If that happens, Silvera said, “we get to a point where we can’t use a scalpel anymore” to adjust public restrictions. “You have to use a sledgehammer, and nobody wants that,” she added.
Murphy has insisted for several weeks that private-home events are fueling the recent growth in cases, not in-person education, indoor dining or other businesses now operating at limited capacity. “It’s the gatherings that are not capacity-limited that are beyond our control, or at least beyond our realistic control, that we worry about,” Murphy reiterated Monday, noting holiday parties and getting together to watch football are prime examples of gatherings residents must avoid.
Scaling back Thanksgiving
“Now that we’re in November, I know everyone is starting to think of Thanksgiving. We’ll have much more to say on this over the coming weeks but, again, this is an uncommon year and this won’t be the year for traveling to large family gatherings,” Murphy said Monday. “This is the year to gather around a smaller table so we can hope to be able to gather around a bigger one next year.”
When it comes to health care resources, last week Murphy detailed how the state has stockpiled critical supplies like personal protection equipment, or PPE, the masks and gowns that help reduce the spread of disease. The state has distributed 82 million pieces of this gear to local health departments and health care providers since March, Murphy said, and millions of additional items are being stockpiled for the future.
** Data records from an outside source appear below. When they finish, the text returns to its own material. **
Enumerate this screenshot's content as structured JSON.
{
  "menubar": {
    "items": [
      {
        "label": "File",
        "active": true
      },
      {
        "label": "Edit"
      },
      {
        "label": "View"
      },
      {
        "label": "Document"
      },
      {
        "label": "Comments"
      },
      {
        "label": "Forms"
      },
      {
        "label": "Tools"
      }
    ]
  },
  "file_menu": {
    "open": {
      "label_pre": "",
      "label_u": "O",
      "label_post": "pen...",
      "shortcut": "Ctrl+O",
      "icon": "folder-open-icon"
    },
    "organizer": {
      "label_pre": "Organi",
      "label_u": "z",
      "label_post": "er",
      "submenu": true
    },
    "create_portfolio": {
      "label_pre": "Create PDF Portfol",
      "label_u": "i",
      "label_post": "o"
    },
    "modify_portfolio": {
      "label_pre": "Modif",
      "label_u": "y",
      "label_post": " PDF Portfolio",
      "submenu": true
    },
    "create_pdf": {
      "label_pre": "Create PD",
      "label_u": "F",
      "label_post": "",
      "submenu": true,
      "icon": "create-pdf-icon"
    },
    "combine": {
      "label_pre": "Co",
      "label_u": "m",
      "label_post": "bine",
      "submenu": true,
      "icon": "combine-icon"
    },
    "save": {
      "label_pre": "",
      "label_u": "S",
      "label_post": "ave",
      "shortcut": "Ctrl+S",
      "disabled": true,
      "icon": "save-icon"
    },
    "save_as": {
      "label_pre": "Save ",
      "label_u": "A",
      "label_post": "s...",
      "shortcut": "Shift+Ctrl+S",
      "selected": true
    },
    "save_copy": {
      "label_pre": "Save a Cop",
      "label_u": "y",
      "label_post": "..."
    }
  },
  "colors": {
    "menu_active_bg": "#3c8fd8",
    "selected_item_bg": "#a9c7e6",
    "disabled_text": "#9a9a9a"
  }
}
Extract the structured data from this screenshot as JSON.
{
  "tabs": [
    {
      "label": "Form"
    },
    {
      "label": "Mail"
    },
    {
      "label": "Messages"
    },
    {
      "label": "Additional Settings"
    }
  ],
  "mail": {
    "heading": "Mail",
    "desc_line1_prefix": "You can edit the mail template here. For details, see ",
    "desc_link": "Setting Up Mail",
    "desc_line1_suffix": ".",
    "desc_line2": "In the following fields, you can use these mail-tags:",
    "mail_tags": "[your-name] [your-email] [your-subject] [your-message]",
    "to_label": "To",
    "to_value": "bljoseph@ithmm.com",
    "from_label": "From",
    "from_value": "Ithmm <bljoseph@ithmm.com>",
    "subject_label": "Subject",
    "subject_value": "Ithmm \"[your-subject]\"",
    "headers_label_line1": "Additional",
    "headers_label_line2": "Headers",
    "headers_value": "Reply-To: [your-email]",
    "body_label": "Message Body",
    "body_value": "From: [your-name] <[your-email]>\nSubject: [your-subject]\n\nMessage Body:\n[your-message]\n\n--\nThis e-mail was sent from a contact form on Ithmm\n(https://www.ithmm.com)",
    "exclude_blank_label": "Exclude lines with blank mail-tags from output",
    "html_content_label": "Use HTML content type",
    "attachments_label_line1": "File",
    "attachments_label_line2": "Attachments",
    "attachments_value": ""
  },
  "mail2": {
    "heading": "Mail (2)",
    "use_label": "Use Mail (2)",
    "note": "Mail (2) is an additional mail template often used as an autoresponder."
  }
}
In addition, Murphy said the state would soon have 2,100 contact tracers working with local health departments to reach out to individuals who test positive and track down and warn those whom they may have exposed. Between public and private labs, some 33,000 COVID-19 tests are being conducted daily, he said, a figure that could double if the new rapid nasal-swab tests promised by the federal government are initiated in coming months.
The rising coronavirus case numbers are one concern, but government officials and health care leaders are also wary of what this will mean for hospitals and health care providers. COVID-19 admissions have been rising at increasing rates in recent weeks — after reaching a low point in mid-September — and have now topped 1,000 statewide for seven days, according to state data.
Enough hospital beds?
Persichilli did not share numerical details from the state’s predictions Monday, but modeling by the University of Washington’s Institute for Health Metrics and Evaluation indicates that demand for hospital beds could in fact outpace the state’s current supply of nearly 8,000 spots. Retrofitted acute-care facilities that were set up but not used during the first wave can be readied if needed, state officials have said.
At University Hospital in Newark, which was caring for some 300 COVID-19 patients at the peak last spring, coronavirus cases started as a “trickle” a few weeks ago, but are now growing exponentially, according to president and CEO Dr. Shereef Elnahal, a former state health commissioner. Ten cases three weeks ago became 20 last week and now the facility is caring for nearly 30 people with the virus, he said.
“At our worst” University was admitting 10 to 20 patients daily, Elnahal told NJ Spotlight News last week, “a continuous churn of very sick patients with the virus. We’re not seeing that yet, but it’s cause for alarm.”
On Monday, Persichilli noted another cause for concern: a growing percentage of hospitalized patients needed more intense services, including artificial ventilation, a treatment that can have serious side effects. On Monday, 100 of the 212 critical-care patients were on ventilators, state figures show.